AR 100 mice which express the human androgen receptor with an expanded CAG repeat were used. Biomarkers were obtained from male AR100 mice and controls. Patient NfL, CK, and creatinine concentrations were compared, as were mouse NfL levels. Correlations of CK and creatinine levels with SBMAFRS and AMAT scores were assessed.
NfL levels were unchanged and stable over 2 years in 2 independent SBMA cohorts of patients. NfL levels did not show a significant increase in well-established mouse model of the disease over 1.5 years. CK levels (muscle injury marker) were similar in both cohorts and significantly increased compared to ALS patients and healthy controls. CK levels did not differ between slow and fast ALS patients. Creatinine levels (muscle mass marker) were very similar in both cohorts and significantly decreased compared to controls and ALS patients. Creatinine levels significantly correlate with SBMA severity. There was no significant correlation between clinical measures and CK, but creatinine levels strongly inversely correlated with clinical measures both SBMAFRS and AMAT in both SBMA cohorts.
Comments: This is an elegant study with important information, but there are limitations in study design. The authors report that not all data was collected and included in the statistical analysis. The cohort was limited in size, which may affect generalizability of the study results. Thus, a larger prospective study would be needed.

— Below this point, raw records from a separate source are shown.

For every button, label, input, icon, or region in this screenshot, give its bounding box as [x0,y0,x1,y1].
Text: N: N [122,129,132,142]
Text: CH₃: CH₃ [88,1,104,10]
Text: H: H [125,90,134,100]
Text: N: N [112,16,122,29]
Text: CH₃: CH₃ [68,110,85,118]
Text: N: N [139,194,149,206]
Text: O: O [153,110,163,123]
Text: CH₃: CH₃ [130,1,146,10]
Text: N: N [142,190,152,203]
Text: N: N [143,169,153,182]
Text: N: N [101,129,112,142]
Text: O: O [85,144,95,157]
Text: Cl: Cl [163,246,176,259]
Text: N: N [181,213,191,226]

This is an important article for neuromuscular and electrodiagnostic practitioners because biomarkers are commonplace and widely accepted in research as well as clinical practice. In electrodiagnosis, SBMA is characterized by muscle denervation and loss of lower motor neurons in the spinal cord and the brainstem mimicking motor neuron disease. Recent animal research shows a primary myopathic mechanism in this disorder. This study validates the use of serum biomarkers (NfL, CK, and creatinine) in distinguishing neuronal degeneration and muscular disease mechanisms. It also provides strong clinical evidence to support a primary myopathic mechanism in SBMA.